Wednesday, April 13, 2016

Weekly Highlights: A First Step Forward for Political Prisoners


4 - 10 April 2016

Weekly Highlights

A First Step Forward for Political Prisoners

Merely a day after Daw Aung San Suu Kyi pledged to release political prisoners, many of the detained students and their supporters who had been detained and were awaiting trial for over a year for their part in peaceful demonstrations had their charges dropped and were released on Friday 8 April, 2016. This was undoubtedly a happy day for democracy activists throughout Burma, especially the students, supporters and their families, and could be a potent symbol of the path that the National League for Democracy (NLD) Government is attempting to forge. Yet a sobering reminder of the challenges to overcome that was buried amid the optimism came with the additional two years imprisonment with hard labor that was added to the sentence of two interfaith activists by a court in Mandalay on the same day.

to the President's Office, 113 political prisoners in total were released of which 69 students and their supporters had their charges dropped by Pegu and Tharawaddy Courts. Yet according to the State-run newspaper, the Global New Light of Myanmar, 161 political prisoners were released. For the sake of clarity the Government should release a comprehensive list, including the names, of all political prisoners released.

The students and their supporters had been detained awaiting trial since their role in the national demonstrations, led by the students, against the undemocratic National Education Law in March 2015. Some students remain in jail as they face charges from Rangoon courts but according to a statement by Daw Aung San Suu Kyi's State Counselor's Office, their release is imminent, "Today's dismissal was for those who face court hearings today. For others [without hearings today], their dismissal will be after the new year's holiday, when the courts resume their work." The release was categorically welcomed by Burma's civil society and international human rights groups. The Assistance Association for Political Prisoners (Burma) (AAPP), which has been advocating for over 16 years for the release of political prisoners, "congratulates the NLD government on their decision to act immediately on the political prisoner issue" in a statement released on 9 April. At this buoyant time, it is important not to forget the essential work conducted by such civil society organizations to keep the issue at the forefront of the narrative on Burma's reforms.

Yet such positivity could not be shared by Zaw Zaw Latt and Pwint Phyu Latt, two Muslim interfaith activists who had an additional two years added to their sentence. They were already serving sentences for alleged violations of the Immigration Act and the additional sentencing was under the Unlawful Associations Act after participating in a peace visit to the Kachin Independence Army's headquarters in Kachin State. According to Matthew Smith, Executive Director of human rights organization, Fortify Rights, the arrests and sentencing are religious and politically motivated, "We're continuing to see this toxic mix of religious discrimination and arbitrary detention in Myanmar. The judicial system continues to punish human rights defenders whose protection should be prioritized."
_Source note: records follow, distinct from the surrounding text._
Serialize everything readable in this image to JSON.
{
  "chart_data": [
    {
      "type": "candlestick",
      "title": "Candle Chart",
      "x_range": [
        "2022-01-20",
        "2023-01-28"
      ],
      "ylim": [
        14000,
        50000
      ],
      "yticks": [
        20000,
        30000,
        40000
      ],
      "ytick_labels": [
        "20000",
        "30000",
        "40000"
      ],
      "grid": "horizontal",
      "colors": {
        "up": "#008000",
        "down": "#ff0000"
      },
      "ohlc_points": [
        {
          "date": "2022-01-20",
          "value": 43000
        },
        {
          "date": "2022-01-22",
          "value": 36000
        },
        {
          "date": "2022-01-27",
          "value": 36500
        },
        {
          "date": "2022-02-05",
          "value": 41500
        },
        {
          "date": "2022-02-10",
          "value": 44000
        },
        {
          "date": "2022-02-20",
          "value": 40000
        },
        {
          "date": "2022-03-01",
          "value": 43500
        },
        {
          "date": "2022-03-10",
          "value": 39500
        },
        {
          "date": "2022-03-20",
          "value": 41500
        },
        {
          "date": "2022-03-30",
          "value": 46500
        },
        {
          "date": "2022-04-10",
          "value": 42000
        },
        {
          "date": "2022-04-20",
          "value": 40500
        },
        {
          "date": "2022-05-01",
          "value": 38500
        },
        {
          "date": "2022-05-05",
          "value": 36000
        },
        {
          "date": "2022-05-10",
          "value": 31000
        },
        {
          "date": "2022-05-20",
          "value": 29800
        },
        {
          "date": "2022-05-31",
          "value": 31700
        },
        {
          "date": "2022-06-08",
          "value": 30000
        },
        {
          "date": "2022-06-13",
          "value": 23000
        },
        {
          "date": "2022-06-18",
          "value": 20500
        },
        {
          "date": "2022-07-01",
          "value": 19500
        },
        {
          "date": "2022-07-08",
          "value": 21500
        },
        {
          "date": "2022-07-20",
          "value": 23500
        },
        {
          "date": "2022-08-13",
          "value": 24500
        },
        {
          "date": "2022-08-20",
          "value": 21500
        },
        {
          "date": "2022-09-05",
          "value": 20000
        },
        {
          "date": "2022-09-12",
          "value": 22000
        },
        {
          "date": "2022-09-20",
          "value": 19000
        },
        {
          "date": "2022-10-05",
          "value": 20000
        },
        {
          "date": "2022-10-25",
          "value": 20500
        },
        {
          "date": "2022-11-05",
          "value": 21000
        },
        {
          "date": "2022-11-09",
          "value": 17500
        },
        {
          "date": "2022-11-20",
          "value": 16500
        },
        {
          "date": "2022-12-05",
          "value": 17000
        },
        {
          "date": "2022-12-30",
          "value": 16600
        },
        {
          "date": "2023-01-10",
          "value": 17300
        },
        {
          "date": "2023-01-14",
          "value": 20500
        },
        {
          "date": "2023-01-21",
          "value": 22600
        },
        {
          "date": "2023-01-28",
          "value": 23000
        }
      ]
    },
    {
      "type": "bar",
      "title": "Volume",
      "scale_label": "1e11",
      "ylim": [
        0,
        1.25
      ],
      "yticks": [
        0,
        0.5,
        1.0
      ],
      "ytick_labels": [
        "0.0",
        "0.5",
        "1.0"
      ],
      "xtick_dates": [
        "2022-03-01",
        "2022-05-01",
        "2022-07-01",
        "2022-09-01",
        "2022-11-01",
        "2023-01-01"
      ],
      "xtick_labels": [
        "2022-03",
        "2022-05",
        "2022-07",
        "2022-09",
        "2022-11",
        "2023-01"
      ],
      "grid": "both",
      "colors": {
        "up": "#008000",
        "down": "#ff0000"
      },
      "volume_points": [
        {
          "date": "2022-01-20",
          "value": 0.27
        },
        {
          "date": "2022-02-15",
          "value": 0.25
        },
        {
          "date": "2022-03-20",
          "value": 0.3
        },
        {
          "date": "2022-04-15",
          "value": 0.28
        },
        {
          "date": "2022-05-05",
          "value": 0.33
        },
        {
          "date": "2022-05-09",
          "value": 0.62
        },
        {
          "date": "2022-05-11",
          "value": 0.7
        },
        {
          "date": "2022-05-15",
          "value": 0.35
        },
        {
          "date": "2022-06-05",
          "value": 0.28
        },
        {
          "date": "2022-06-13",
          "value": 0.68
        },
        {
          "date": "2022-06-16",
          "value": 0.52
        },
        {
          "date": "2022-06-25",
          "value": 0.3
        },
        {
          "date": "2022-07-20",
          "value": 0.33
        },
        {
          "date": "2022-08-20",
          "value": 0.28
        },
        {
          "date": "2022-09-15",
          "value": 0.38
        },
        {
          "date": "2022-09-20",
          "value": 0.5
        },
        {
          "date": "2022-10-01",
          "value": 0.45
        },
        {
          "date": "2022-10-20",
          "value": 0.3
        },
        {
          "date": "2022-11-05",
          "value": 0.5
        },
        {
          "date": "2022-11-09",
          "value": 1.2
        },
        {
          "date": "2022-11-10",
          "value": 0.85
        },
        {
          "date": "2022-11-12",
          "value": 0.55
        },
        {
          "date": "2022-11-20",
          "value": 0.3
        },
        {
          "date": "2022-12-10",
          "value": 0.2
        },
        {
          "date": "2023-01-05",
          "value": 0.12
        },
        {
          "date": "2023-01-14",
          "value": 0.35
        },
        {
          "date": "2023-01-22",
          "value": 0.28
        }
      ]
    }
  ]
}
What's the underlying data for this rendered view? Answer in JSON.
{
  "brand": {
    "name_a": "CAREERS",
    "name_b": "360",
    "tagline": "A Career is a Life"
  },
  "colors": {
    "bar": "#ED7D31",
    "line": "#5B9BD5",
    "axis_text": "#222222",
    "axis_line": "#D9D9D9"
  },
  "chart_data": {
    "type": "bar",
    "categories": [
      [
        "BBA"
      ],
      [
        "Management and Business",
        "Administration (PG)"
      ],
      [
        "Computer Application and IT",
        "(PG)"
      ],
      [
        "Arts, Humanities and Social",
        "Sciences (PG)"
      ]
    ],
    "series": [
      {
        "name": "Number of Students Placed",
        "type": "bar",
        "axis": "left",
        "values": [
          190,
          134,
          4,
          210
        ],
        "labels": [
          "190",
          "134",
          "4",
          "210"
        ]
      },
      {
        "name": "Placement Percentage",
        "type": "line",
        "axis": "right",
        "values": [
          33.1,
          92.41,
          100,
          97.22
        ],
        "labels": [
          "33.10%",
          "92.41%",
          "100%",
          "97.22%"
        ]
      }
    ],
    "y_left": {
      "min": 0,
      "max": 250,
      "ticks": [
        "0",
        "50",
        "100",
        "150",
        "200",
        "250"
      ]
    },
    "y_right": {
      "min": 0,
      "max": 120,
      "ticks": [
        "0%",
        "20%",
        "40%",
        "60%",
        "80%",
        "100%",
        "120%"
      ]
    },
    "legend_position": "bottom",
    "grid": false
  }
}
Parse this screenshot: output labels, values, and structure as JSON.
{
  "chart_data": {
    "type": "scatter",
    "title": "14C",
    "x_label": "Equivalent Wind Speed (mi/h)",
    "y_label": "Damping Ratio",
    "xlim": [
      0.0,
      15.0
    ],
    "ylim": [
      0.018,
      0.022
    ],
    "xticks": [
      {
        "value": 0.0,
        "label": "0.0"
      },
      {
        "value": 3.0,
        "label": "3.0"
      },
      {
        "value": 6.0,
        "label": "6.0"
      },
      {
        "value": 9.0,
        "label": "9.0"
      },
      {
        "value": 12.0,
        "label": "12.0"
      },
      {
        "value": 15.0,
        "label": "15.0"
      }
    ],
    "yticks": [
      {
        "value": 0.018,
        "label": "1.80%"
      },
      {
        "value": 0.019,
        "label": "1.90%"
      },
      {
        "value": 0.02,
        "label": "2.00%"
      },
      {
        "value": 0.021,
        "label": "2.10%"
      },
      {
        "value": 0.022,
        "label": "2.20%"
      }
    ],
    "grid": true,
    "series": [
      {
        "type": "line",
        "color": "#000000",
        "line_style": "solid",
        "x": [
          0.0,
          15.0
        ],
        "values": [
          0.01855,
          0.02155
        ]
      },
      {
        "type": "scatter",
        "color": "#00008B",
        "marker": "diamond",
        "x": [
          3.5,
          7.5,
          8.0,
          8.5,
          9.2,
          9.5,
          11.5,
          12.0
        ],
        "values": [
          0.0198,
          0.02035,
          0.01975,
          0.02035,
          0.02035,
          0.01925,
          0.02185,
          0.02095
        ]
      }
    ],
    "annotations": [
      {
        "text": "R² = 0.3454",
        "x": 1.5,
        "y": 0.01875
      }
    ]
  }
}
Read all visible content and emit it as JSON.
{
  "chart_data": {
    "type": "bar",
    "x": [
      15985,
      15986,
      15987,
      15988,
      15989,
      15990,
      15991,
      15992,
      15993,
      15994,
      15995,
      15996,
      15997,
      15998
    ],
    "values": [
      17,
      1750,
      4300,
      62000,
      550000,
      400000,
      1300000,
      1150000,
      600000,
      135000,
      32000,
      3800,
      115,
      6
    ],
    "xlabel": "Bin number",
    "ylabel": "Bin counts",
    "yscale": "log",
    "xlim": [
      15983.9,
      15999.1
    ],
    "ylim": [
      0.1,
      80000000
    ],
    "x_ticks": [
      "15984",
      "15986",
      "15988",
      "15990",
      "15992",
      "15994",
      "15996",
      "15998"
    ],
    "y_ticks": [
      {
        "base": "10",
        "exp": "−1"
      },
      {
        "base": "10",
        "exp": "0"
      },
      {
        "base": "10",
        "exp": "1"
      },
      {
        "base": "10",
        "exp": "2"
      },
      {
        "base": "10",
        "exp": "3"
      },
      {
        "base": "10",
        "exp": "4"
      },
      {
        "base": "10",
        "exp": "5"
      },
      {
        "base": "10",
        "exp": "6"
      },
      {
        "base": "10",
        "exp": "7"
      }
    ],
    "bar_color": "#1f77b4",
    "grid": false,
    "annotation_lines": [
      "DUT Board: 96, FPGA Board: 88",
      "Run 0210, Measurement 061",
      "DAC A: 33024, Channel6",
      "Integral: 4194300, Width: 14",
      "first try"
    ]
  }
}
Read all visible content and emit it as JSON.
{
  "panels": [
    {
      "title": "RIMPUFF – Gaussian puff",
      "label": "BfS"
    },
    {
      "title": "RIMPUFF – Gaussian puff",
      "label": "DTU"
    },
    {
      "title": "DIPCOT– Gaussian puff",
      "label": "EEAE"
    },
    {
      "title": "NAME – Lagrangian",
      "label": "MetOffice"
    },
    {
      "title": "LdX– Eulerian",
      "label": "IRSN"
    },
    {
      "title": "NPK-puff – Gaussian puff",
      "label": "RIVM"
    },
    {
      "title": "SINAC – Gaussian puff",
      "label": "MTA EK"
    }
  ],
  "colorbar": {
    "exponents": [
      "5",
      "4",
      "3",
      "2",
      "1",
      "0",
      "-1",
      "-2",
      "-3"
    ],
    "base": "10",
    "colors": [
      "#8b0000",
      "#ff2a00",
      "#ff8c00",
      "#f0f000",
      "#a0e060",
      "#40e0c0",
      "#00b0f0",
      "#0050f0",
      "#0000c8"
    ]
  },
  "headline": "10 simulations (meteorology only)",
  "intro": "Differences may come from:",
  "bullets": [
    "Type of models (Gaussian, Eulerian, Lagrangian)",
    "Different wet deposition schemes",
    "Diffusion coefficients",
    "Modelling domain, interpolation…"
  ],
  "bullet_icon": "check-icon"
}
While repressive legislation remains on the books, and with a judiciary that has long been in the pocket of the still powerful military using that legislation to persecute human rights defenders and democracy activists, the issue of political prisoners in Burma will not go away easily, despite the best intentions of Daw Aung San Suu Kyi's Government. In her statement to the UN Human Rights Council, the Special Rapporteur on the situation of human rights in Burma, Ms. Yanghee Lee, presented some of the key laws that are used to stifle repression, including Section 18 of the Peaceful Assembly Law – which was used against the students, the Unlawful Associations Act – which is being used against the two interfaith activists, the Official Secrets Act, the Telecommunications Act and various sections of the Penal Code. As Amnesty International stated in a report analyzing political arrests in Burma released in March 2016, "As long as these laws remain unamended and on the books, human rights defenders and other activists will remain at risk of arrest."

Thus, despite the welcome news of the release of political prisoners almost immediately after the NLD begins its term in Government, the hard work is yet to be done. Undoing decades of repression of democracy activists and human rights defenders institutionalized by a politically pliant, corrupt judiciary, the far-reaching power of the military, and a draconian legislative framework will be a long hard road for the NLD Government. As Daw Aung San Suu Kyi said, there should be no political prisoners in democracy. Releasing the remaining political prisoners and beginning such reforms will be the next step forward and it is vital that the issue is not forgotten. According to AAPP, at least 121 political prisoners remain in jail, and 271 more await trial. This is just the beginning, not the end, as accountability, truth, and reconciliation for the abuses that political prisoners have suffered must be part of a process of transitional justice if Burma is to ever come to terms with the past horrors that successive military regimes have inflicted upon its people.

Please note: Burma Partnership will be closed for the Buddhist New Years in Burma and Thailand. We will be back with our next issue of Weekly Highlights on 25 April. Happy Thingyan and Songkran!